Q-function Decomposition with Intervention Semantics with Factored Action Spaces
Junkyu Lee, Tian Gao, Elliot Nelson, Miao Liu, Debarun Bhattacharjya, Songtao Lu
TL;DR
This work tackles the challenge of sample-efficient reinforcement learning in environments with large factored action spaces by introducing Q-function decomposition under intervention semantics and a practical action-decomposed RL framework. It formalizes projected action space MDPs and MB-FPI to analyze the theoretical properties and sample complexity of decomposed Q-functions, then implements these ideas in model-free and offline settings through AD-DQN and AD-BCQ. Empirically, the approach yields improved sample efficiency on online 2D control tasks and gains in offline sepsis treatment evaluation, outperforming baseline decompositions and demonstrating robust performance across discretized action spaces. The results highlight the potential of incorporating causal intervention semantics and action-projection structure to scale RL to complex, real-world decision problems.
Abstract
Many practical reinforcement learning environments have a discrete factored action space that induces a large combinatorial set of actions, thereby posing significant challenges. Existing approaches leverage the regular structure of the action space and resort to a linear decomposition of Q-functions, which avoids enumerating all combinations of factored actions. In this paper, we consider Q-functions defined over a lower dimensional projected subspace of the original action space, and study the condition for the unbiasedness of decomposed Q-functions using causal effect estimation from the no unobserved confounder setting in causal statistics.

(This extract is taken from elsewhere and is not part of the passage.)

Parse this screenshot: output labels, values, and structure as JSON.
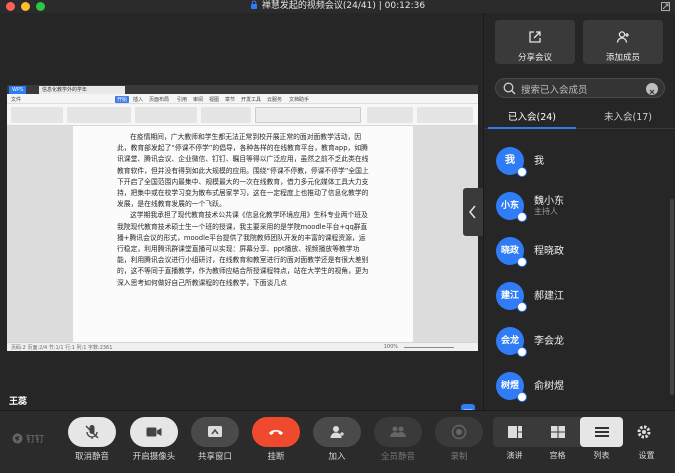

This leads to a general scheme which we call action decomposed reinforcement learning that uses the projected Q-functions to approximate the Q-function in standard model-free reinforcement learning algorithms. The proposed approach is shown to improve sample complexity in a model-based reinforcement learning setting. We demonstrate improvements in sample efficiency compared to state-of-the-art baselines in online continuous control environments and a real-world offline sepsis treatment environment.